For people who spend their lives studying rivers, the Nisqually is a model made in heaven. It's only 78 miles long, but it flows through such spectacular, varied terrain that it makes an ideal living laboratory for geologists, hydrologists and biologists.

It begins at a glacier on an active volcano; crashes down a steep, narrow canyon, through old-growth forests and past herds of elk. Then it meanders across prairies and farmland to its mouth, a largely intact estuarine delta filled with marshes and migrating birds.

"This river is a whole different world," said geologist Scott Beason, one of a panel of scientists introducing the Nisqually to this summer's crop of seasonal rangers at Mount Rainier National Park in June. "There's so much going on here it's just insane."

The Nisqually is a model in another important way as well. For 20 years, it has been watched over by the Nisqually River Council, a loosely knit group of landowners, business people and government representatives who rely on consensus and a mutual appreciation of the watershed.

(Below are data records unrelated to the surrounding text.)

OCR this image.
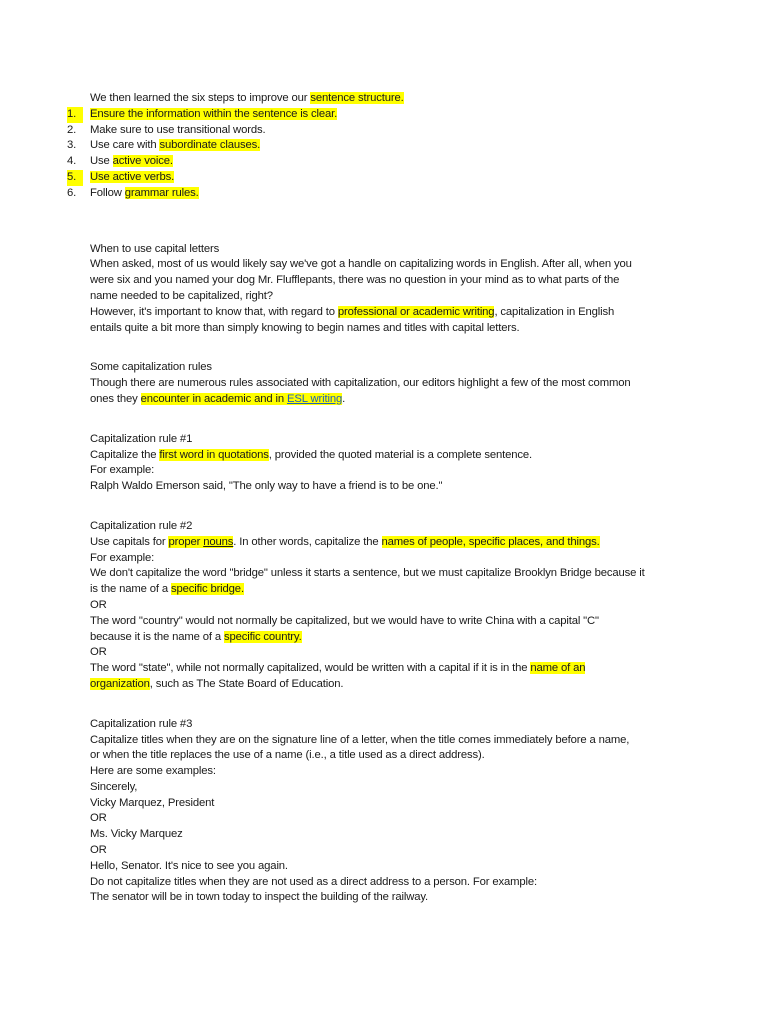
We then learned the six steps to improve our sentence structure.
1.	Ensure the information within the sentence is clear.
2.	Make sure to use transitional words.
3.	Use care with subordinate clauses.
4.	Use active voice.
5.	Use active verbs.
6.	Follow grammar rules.
When to use capital letters
When asked, most of us would likely say we've got a handle on capitalizing words in English. After all, when you
were six and you named your dog Mr. Flufflepants, there was no question in your mind as to what parts of the
name needed to be capitalized, right?
However, it's important to know that, with regard to professional or academic writing, capitalization in English
entails quite a bit more than simply knowing to begin names and titles with capital letters.
Some capitalization rules
Though there are numerous rules associated with capitalization, our editors highlight a few of the most common
ones they encounter in academic and in ESL writing.
Capitalization rule #1
Capitalize the first word in quotations, provided the quoted material is a complete sentence.
For example:
Ralph Waldo Emerson said, "The only way to have a friend is to be one."
Capitalization rule #2
Use capitals for proper nouns. In other words, capitalize the names of people, specific places, and things.
For example:
We don't capitalize the word "bridge" unless it starts a sentence, but we must capitalize Brooklyn Bridge because it
is the name of a specific bridge.
OR
The word "country" would not normally be capitalized, but we would have to write China with a capital "C"
because it is the name of a specific country.
OR
The word "state", while not normally capitalized, would be written with a capital if it is in the name of an
organization, such as The State Board of Education.
Capitalization rule #3
Capitalize titles when they are on the signature line of a letter, when the title comes immediately before a name,
or when the title replaces the use of a name (i.e., a title used as a direct address).
Here are some examples:
Sincerely,
Vicky Marquez, President
OR
Ms. Vicky Marquez
OR
Hello, Senator. It's nice to see you again.
Do not capitalize titles when they are not used as a direct address to a person. For example:
The senator will be in town today to inspect the building of the railway.
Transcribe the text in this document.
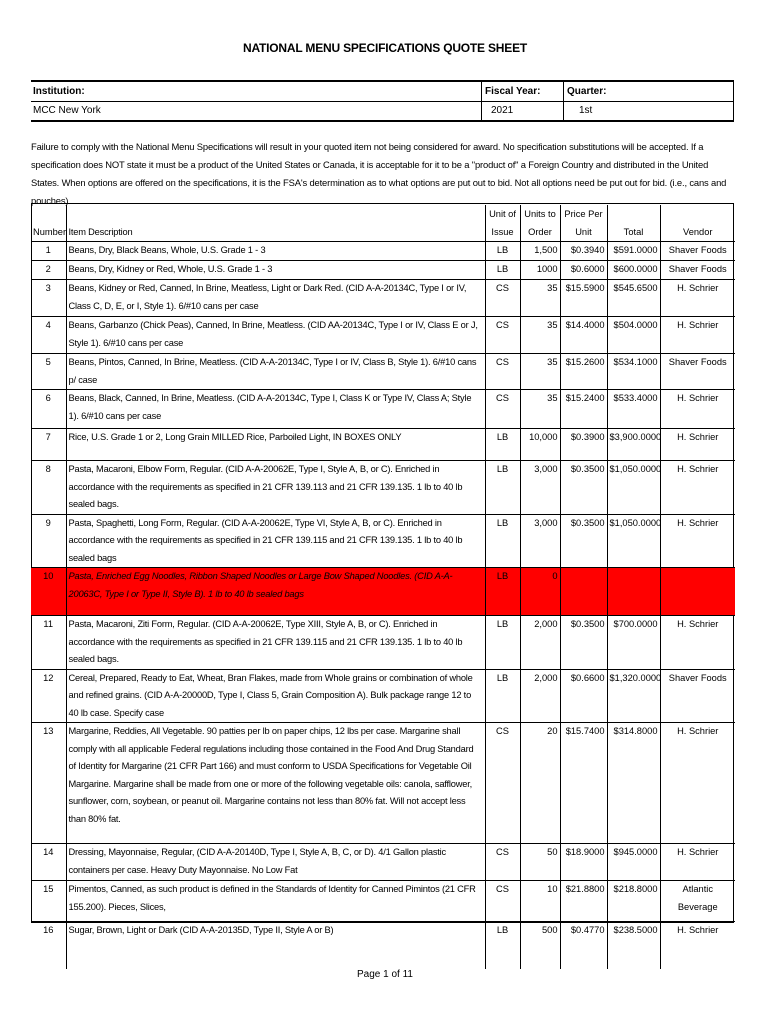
NATIONAL MENU SPECIFICATIONS QUOTE SHEET
Institution:
MCC New York
Fiscal Year:
2021
Quarter:
1st
Failure to comply with the National Menu Specifications will result in your quoted item not being considered for award. No specification substitutions will be accepted. If a specification does NOT state it must be a product of the United States or Canada, it is acceptable for it to be a "product of" a Foreign Country and distributed in the United States. When options are offered on the specifications, it is the FSA's determination as to what options are put out to bid. Not all options need be put out for bid. (i.e., cans and pouches)
Number	Item Description	Unit of Issue	Units to Order	Price Per Unit	Total	Vendor
1	Beans, Dry, Black Beans, Whole, U.S. Grade 1 - 3	LB	1,500	$0.3940	$591.0000	Shaver Foods
2	Beans, Dry, Kidney or Red, Whole, U.S. Grade 1 - 3	LB	1000	$0.6000	$600.0000	Shaver Foods
3	Beans, Kidney or Red, Canned, In Brine, Meatless, Light or Dark Red. (CID A-A-20134C, Type I or IV, Class C, D, E, or I, Style 1). 6/#10 cans per case	CS	35	$15.5900	$545.6500	H. Schrier
4	Beans, Garbanzo (Chick Peas), Canned, In Brine, Meatless. (CID AA-20134C, Type I or IV, Class E or J, Style 1). 6/#10 cans per case	CS	35	$14.4000	$504.0000	H. Schrier
5	Beans, Pintos, Canned, In Brine, Meatless. (CID A-A-20134C, Type I or IV, Class B, Style 1). 6/#10 cans p/ case	CS	35	$15.2600	$534.1000	Shaver Foods
6	Beans, Black, Canned, In Brine, Meatless. (CID A-A-20134C, Type I, Class K or Type IV, Class A; Style 1). 6/#10 cans per case	CS	35	$15.2400	$533.4000	H. Schrier
7	Rice, U.S. Grade 1 or 2, Long Grain MILLED Rice, Parboiled Light, IN BOXES ONLY	LB	10,000	$0.3900	$3,900.0000	H. Schrier
8	Pasta, Macaroni, Elbow Form, Regular. (CID A-A-20062E, Type I, Style A, B, or C). Enriched in accordance with the requirements as specified in 21 CFR 139.113 and 21 CFR 139.135. 1 lb to 40 lb sealed bags.	LB	3,000	$0.3500	$1,050.0000	H. Schrier
9	Pasta, Spaghetti, Long Form, Regular. (CID A-A-20062E, Type VI, Style A, B, or C). Enriched in accordance with the requirements as specified in 21 CFR 139.115 and 21 CFR 139.135. 1 lb to 40 lb sealed bags	LB	3,000	$0.3500	$1,050.0000	H. Schrier
10	Pasta, Enriched Egg Noodles, Ribbon Shaped Noodles or Large Bow Shaped Noodles. (CID A-A-20063C, Type I or Type II, Style B). 1 lb to 40 lb sealed bags	LB	0			
11	Pasta, Macaroni, Ziti Form, Regular. (CID A-A-20062E, Type XIII, Style A, B, or C). Enriched in accordance with the requirements as specified in 21 CFR 139.115 and 21 CFR 139.135. 1 lb to 40 lb sealed bags.	LB	2,000	$0.3500	$700.0000	H. Schrier
12	Cereal, Prepared, Ready to Eat, Wheat, Bran Flakes, made from Whole grains or combination of whole and refined grains. (CID A-A-20000D, Type I, Class 5, Grain Composition A). Bulk package range 12 to 40 lb case. Specify case	LB	2,000	$0.6600	$1,320.0000	Shaver Foods
13	Margarine, Reddies, All Vegetable. 90 patties per lb on paper chips, 12 lbs per case. Margarine shall comply with all applicable Federal regulations including those contained in the Food And Drug Standard of Identity for Margarine (21 CFR Part 166) and must conform to USDA Specifications for Vegetable Oil Margarine. Margarine shall be made from one or more of the following vegetable oils: canola, safflower, sunflower, corn, soybean, or peanut oil. Margarine contains not less than 80% fat. Will not accept less than 80% fat.	CS	20	$15.7400	$314.8000	H. Schrier
14	Dressing, Mayonnaise, Regular, (CID A-A-20140D, Type I, Style A, B, C, or D). 4/1 Gallon plastic containers per case. Heavy Duty Mayonnaise. No Low Fat	CS	50	$18.9000	$945.0000	H. Schrier
15	Pimentos, Canned, as such product is defined in the Standards of Identity for Canned Pimintos (21 CFR 155.200). Pieces, Slices,	CS	10	$21.8800	$218.8000	Atlantic Beverage
16	Sugar, Brown, Light or Dark (CID A-A-20135D, Type II, Style A or B)	LB	500	$0.4770	$238.5000	H. Schrier
Page 1 of 11
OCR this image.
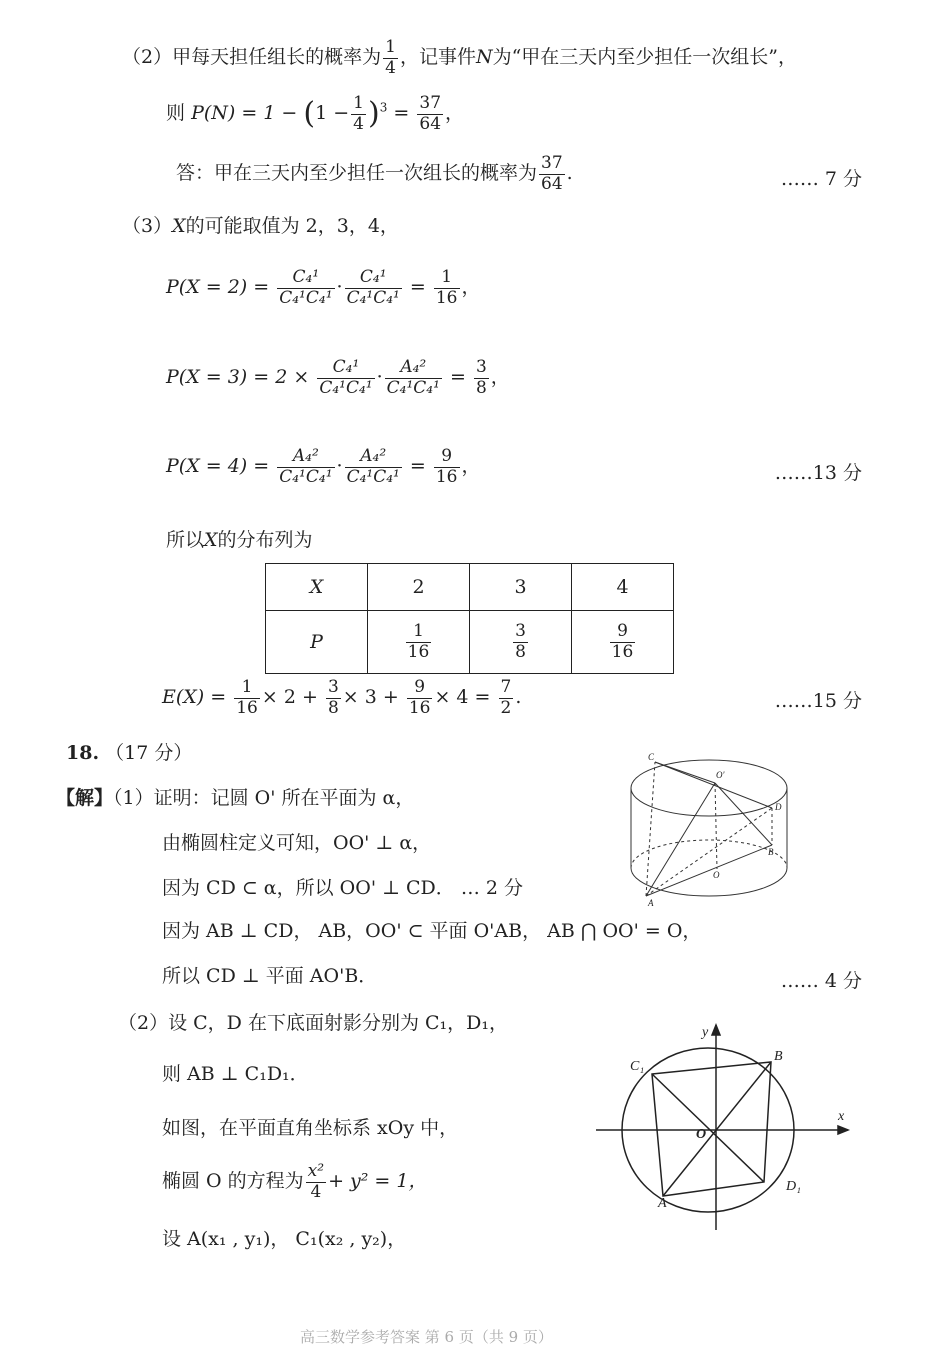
（2）甲每天担任组长的概率为 $\frac{1}{4}$ ，记事件N为“甲在三天内至少担任一次组长”，
则 $P(N) = 1 - (1 - \frac{1}{4} )^3 = \frac{37}{64}$ ，
答：甲在三天内至少担任一次组长的概率为 $\frac{37}{64}$ .	…… 7 分
（3）X的可能取值为 2，3，4，
$P(X = 2) = \frac{\text{C₄¹}}{\text{C₄¹C₄¹}} \cdot \frac{\text{C₄¹}}{\text{C₄¹C₄¹}} = \frac{1}{16}$ ，
$P(X = 3) = 2 \times \frac{\text{C₄¹}}{\text{C₄¹C₄¹}} \cdot \frac{\text{A₄²}}{\text{C₄¹C₄¹}} = \frac{3}{8}$ ，
$P(X = 4) = \frac{\text{A₄²}}{\text{C₄¹C₄¹}} \cdot \frac{\text{A₄²}}{\text{C₄¹C₄¹}} = \frac{9}{16}$ ，	……13 分
所以X的分布列为
X	2	3	4
P	$\frac{1}{16}$	$\frac{3}{8}$	$\frac{9}{16}$
$E(X) = \frac{1}{16} \times 2 + \frac{3}{8} \times 3 + \frac{9}{16} \times 4 = \frac{7}{2}$ .	……15 分
18. （17 分）
【解】（1）证明：记圆 O' 所在平面为 α，
由椭圆柱定义可知，OO' ⊥ α，
因为 CD ⊂ α，所以 OO' ⊥ CD． … 2 分
因为 AB ⊥ CD， AB，OO' ⊂ 平面 O'AB， AB ⋂ OO' = O，
所以 CD ⊥ 平面 AO'B．	…… 4 分
C
O'
D
B
O
A
（2）设 C，D 在下底面射影分别为 C₁，D₁，
则 AB ⊥ C₁D₁．
如图，在平面直角坐标系 xOy 中，
椭圆 O 的方程为 $\frac{\text{x²}}{4} + y^2 = 1$，
设 A(x₁ , y₁)， C₁(x₂ , y₂)，
y
x
C₁
B
O
A
D₁
高三数学参考答案 第 6 页（共 9 页）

As the global search for ways to balance economic and environmental needs grows more desperate, the Nisqually plan has begun to stand out as a prototype.

The 18-member council has had such success that its philosophical basis is being used as a blueprint for environmental management around the world.

A new approach

The Nisqually process sounds simple, but it involves revolutionary shifts in thinking about politics, economics and lifestyles.

In short, rather than saving the river from people, the Nisqually River Council tries to save the river for people. Its members use collaboration instead of government regulations and the courts, looking for places where economic values and nature's values align.

"We're not going to get anywhere if we fight," said Steve Pruitt, a Nisqually River landowner and longtime participant in the process. "There is absolutely nothing to be gained by getting into a corner and saying the environmentalists are the good guys or the business people are the bad guys. That's a monumental waste of time.